Angus Upton, Senior Education Coordinator
A mine of information at your fingertips
In his role as Research Librarian, Mick has noted that students also find BMJ Best Practice a useful tool for navigating the huge volumes of research material. He comments: “I like the way the information is clearly set out. The links to evidence are helpful because finding evidence from multiple sources would take most students quite a while. I think that for most students finding evidence from databases is quite a challenge because they aren’t always good at devising search strategies.” BMJ Best Practice enables students and practitioners to access a vast amount of information quickly and easily, providing the decision support they need, when they need it.
Trusted and valuable
Angus comments “BMJ Best Practice is quick and easy to use and this is beneficial when your team is looking after twenty patients and a good understanding of each of them is required.

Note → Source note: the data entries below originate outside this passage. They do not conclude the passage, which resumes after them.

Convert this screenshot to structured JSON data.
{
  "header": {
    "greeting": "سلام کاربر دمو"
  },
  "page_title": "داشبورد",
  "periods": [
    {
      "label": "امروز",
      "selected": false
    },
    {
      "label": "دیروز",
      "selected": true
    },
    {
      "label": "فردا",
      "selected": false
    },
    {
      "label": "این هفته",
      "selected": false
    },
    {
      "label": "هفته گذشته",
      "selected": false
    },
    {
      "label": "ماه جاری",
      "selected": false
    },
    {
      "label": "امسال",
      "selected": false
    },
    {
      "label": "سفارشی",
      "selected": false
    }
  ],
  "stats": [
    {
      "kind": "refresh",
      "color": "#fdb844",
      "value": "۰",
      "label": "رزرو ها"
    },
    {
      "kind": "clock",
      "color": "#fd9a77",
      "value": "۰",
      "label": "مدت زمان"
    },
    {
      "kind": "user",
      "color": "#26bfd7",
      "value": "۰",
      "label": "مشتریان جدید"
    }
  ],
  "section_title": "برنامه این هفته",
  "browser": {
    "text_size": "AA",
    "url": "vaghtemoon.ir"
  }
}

To learn anything on a clinical rotation, one needs to see patients with the literature and evidence base as a context. BMJ Best Practice helps to link the two together. Its structure and convenience of access makes it unique as a decision-support resource.”
He adds: “I refer to BMJ Best Practice at least every second day. I access it when I am studying from home and at the hospital when I want to quickly refresh my knowledge of a clinical condition. I am yet to encounter a condition that does not feature in BMJ Best Practice and each topic is deconstructed in such a way that is useful for student learning.” As a medical school that has adopted evidence-based learning, BMJ Best Practice is the ideal tool for students and lecturers alike.
Angus finishes by saying: “BMJ Best Practice is an excellent online resource and as the Senior Education Representative for our medical society I try and promote it to all our students.”